Ethical problems of randomization. Clinical balance
Randomization as a key procedure in a clinical trial in itself creates ethical problems. Let's imagine that a clinical study of a new drug is carried out in a group of patients who really need medical help. Under what conditions does the doctor, having obligations of good to the patient, have the right to use his patients for clinical research, including using random distribution of them into groups?
The concept of clinical equilibrium is an attempt to answer this question. The notion of clinical equilibration (clinical equipoise) was introduced by Benjamin Friedman in 1987. Since then, this concept has been a developing and widely discussed topic in bioethical literature, although, of course, it has its critics. In brief, its main points are as follows.
The condition for including patients in a clinical trial is a significant uncertainty about which of the two treatments (standard or new) is more effective. Of course, if there is reliable data in favor of some method (ie, disequilibrium), the medical ethics require that the attending physician prescribe to his patients more effective treatment.
Actually, the purpose of the clinical trial is to break the initial uncertainty to shift the balance in one direction or another.
Uncertainty or doubt must exist within the professional medical community. The doctor himself, of course, may have his own preferences in favor of a particular treatment, but he must take into account the significant disagreement at the level of the medical community (Figure 4.2).
Fig. 4.2. Clinical balance:
A - the new method: B - the standard method
As a participant in the study, the doctor is obliged to seek the purity of the experiment. To do this, he should restrain his own opinion and follow all the methodologically rigorous procedures for participating in the experiment. He should formally support the assumption of clinical equilibrium when conducting a clinical trial.
In these circumstances, the randomization procedure not only expresses the demand for scientific methodology, but is also ethically justified, since the doctor gives equal chances to his patients to receive one or another treatment option. In this way, he realizes the moral principle of justice for his patients. But once again, we should pay attention to the fact that clinical research should be caused by scientific necessity and the presence of significant uncertainty in the medical community (and not by any other considerations, for example, commercial ones).
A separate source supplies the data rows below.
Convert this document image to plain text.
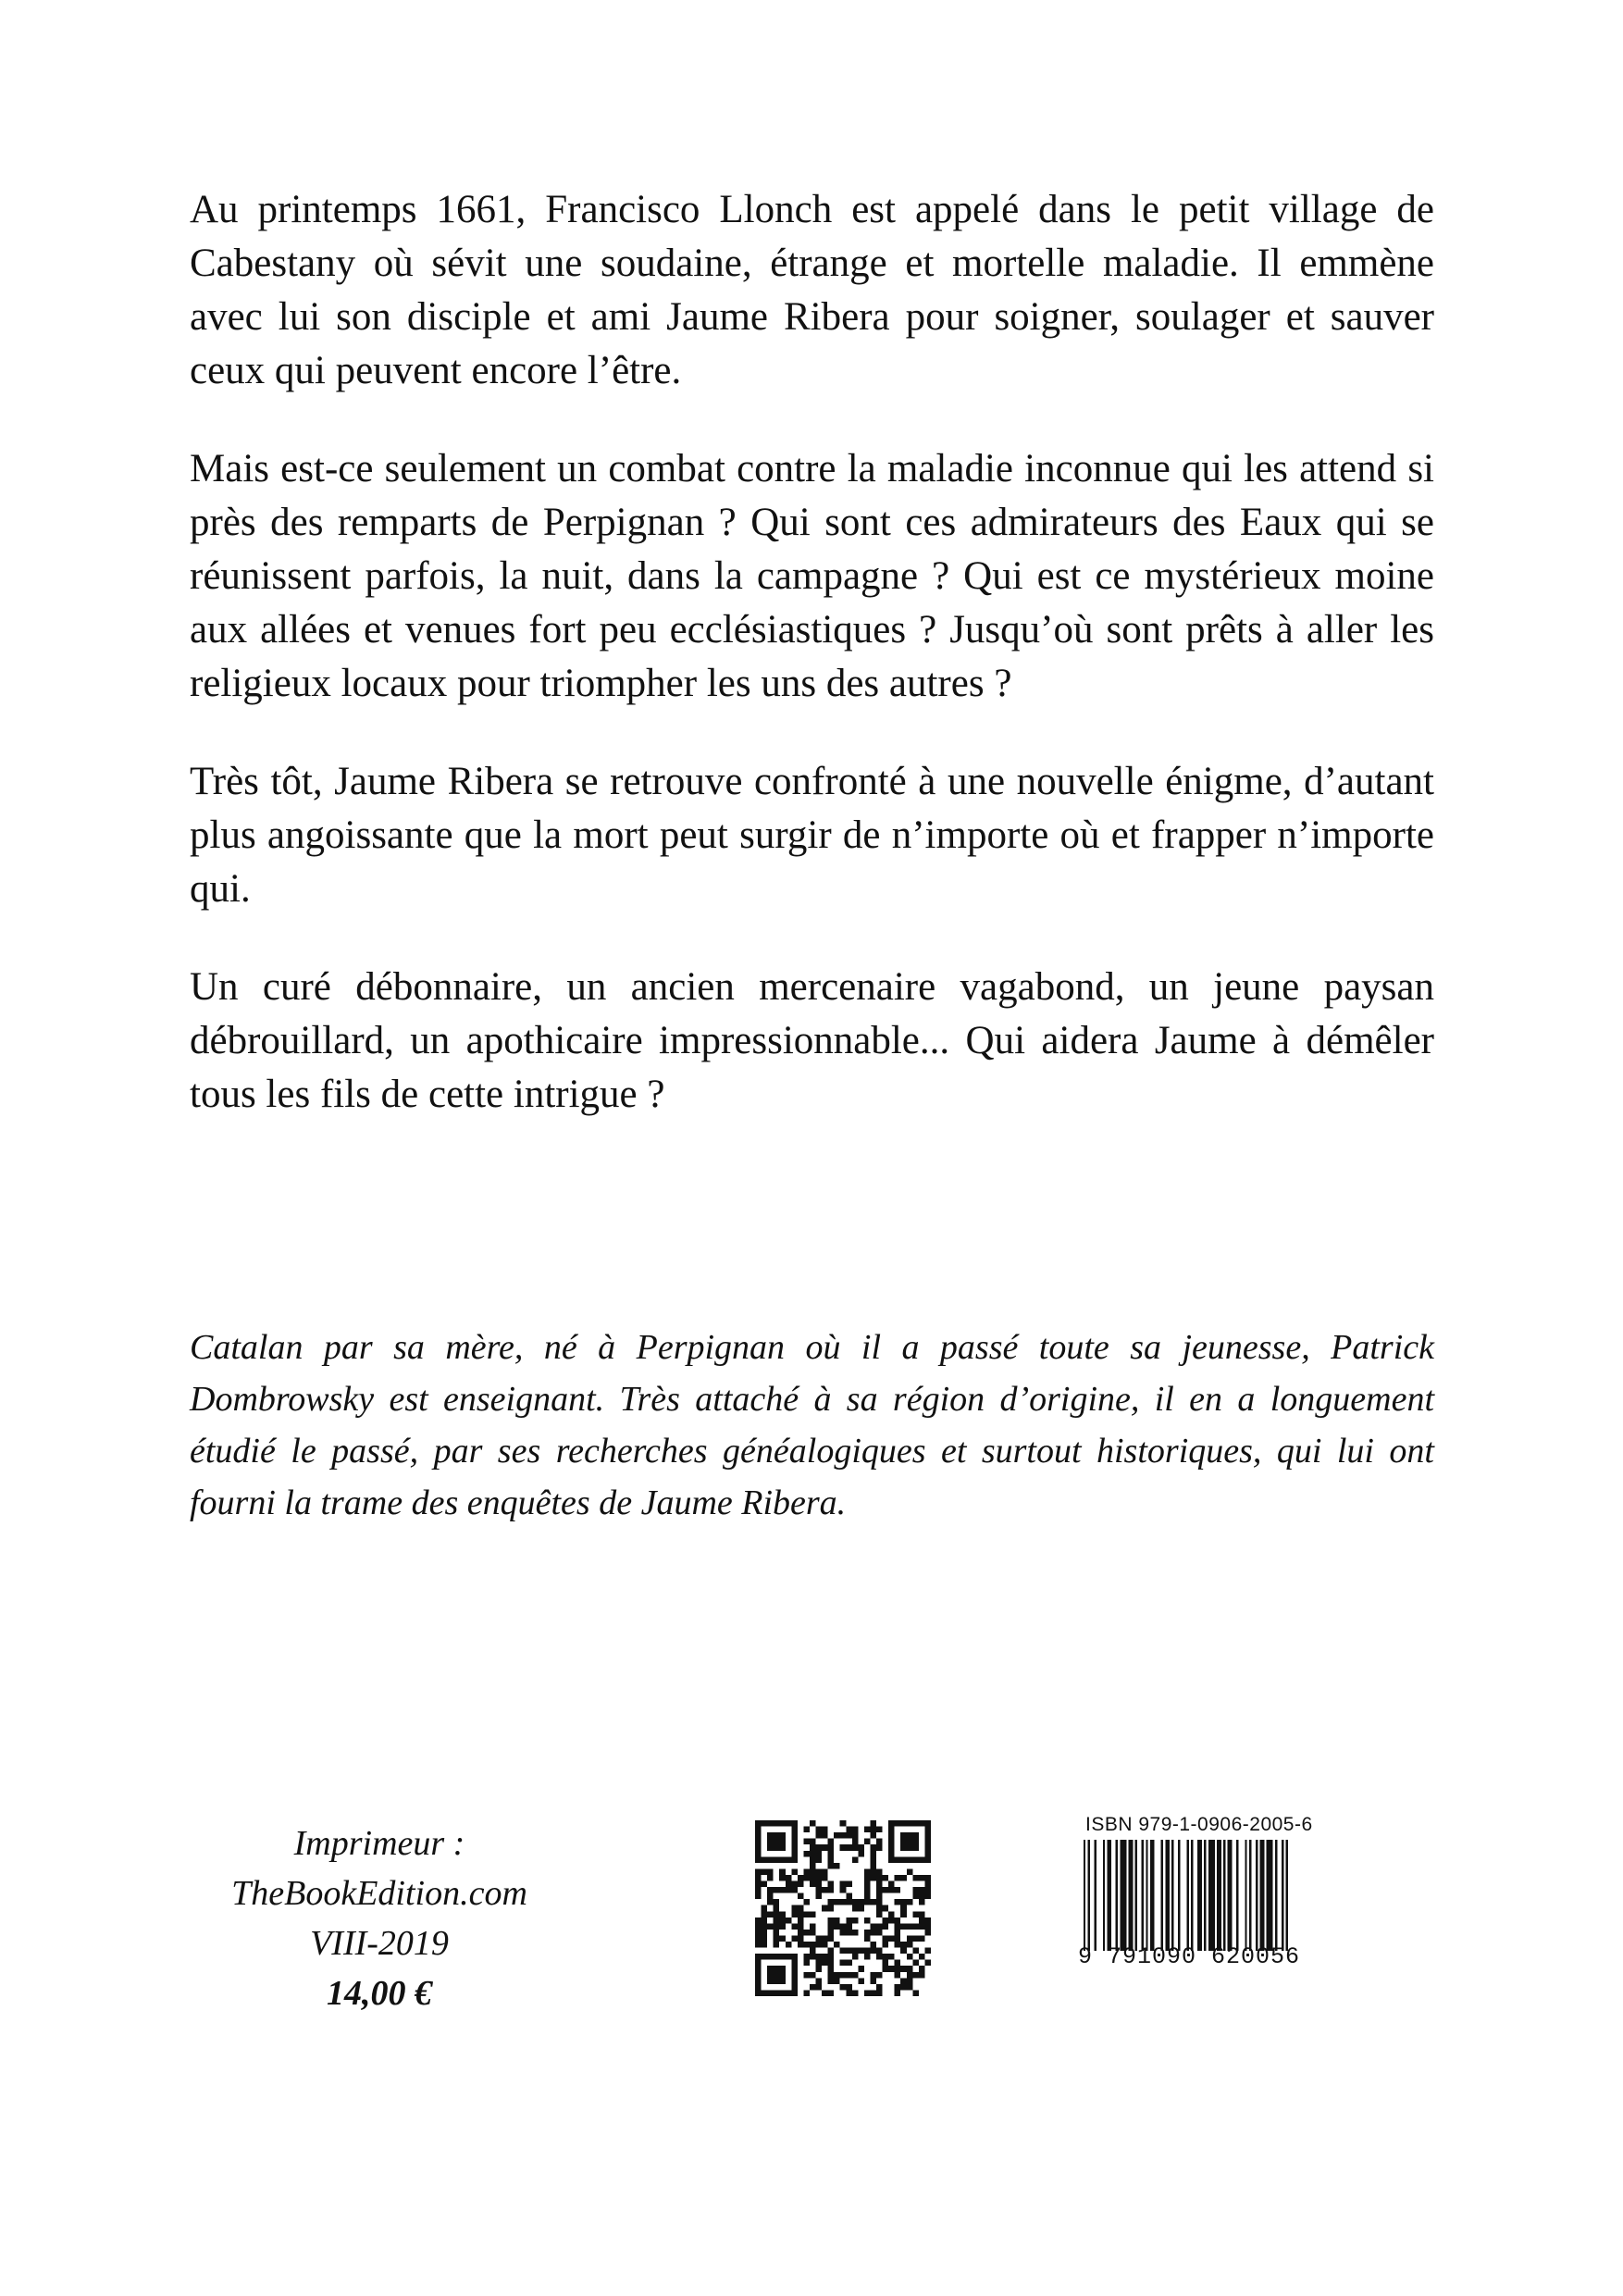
Au printemps 1661, Francisco Llonch est appelé dans le petit village de Cabestany où sévit une soudaine, étrange et mortelle maladie. Il emmène avec lui son disciple et ami Jaume Ribera pour soigner, soulager et sauver ceux qui peuvent encore l’être.

Mais est-ce seulement un combat contre la maladie inconnue qui les attend si près des remparts de Perpignan ? Qui sont ces admirateurs des Eaux qui se réunissent parfois, la nuit, dans la campagne ? Qui est ce mystérieux moine aux allées et venues fort peu ecclésiastiques ? Jusqu’où sont prêts à aller les religieux locaux pour triompher les uns des autres ?

Très tôt, Jaume Ribera se retrouve confronté à une nouvelle énigme, d’autant plus angoissante que la mort peut surgir de n’importe où et frapper n’importe qui.

Un curé débonnaire, un ancien mercenaire vagabond, un jeune paysan débrouillard, un apothicaire impressionnable... Qui aidera Jaume à démêler tous les fils de cette intrigue ?

Catalan par sa mère, né à Perpignan où il a passé toute sa jeunesse, Patrick Dombrowsky est enseignant. Très attaché à sa région d’origine, il en a longuement étudié le passé, par ses recherches généalogiques et surtout historiques, qui lui ont fourni la trame des enquêtes de Jaume Ribera.

Imprimeur :
TheBookEdition.com
VIII-2019
14,00 €
ISBN 979-1-0906-2005-6
9 791090 620056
Attending physician and researcher: role conflict
The difference between medical practice and scientific research was described above. Because of the significant difference in the values, goals, methods of these two areas of the doctor's work, when he speaks to his patients simultaneously, both as a doctor and as an investigator, a certain conflict of roles may occur, including a conflict of ethical principles.
The doctor involved in the study should ensure that the study is carried out according to the standards of scientific methodology, but at the same time observing all the requirements of medical ethics and protecting the interests of the patient.
One of the main difficulties of this dual role is that the doctor often has to make medical decisions in favor of the patient during the research. For example, if a doctor participates in the double-blind clinical trial, he is unaware of what medication his patients receive, which can affect his decision-making and the patient's health.
As a result, either the interests of the study or the quality of the treatment suffer (or both).
The main tasks of a physician involved in clinical research include the following:
1) make sure that research is justified by scientific necessity and follows the necessary methodological standards;
2) take care of the maximum risk reduction for patients;
3) in all situations, strive primarily to benefit the patient, including when necessary to remove the patient from the study;
4) to oppose any means of exploitation of research participants, as well as to inequitable distribution of benefits and risks;
5) comply with all standards of research ethics in relation to the protection of the rights of test subjects.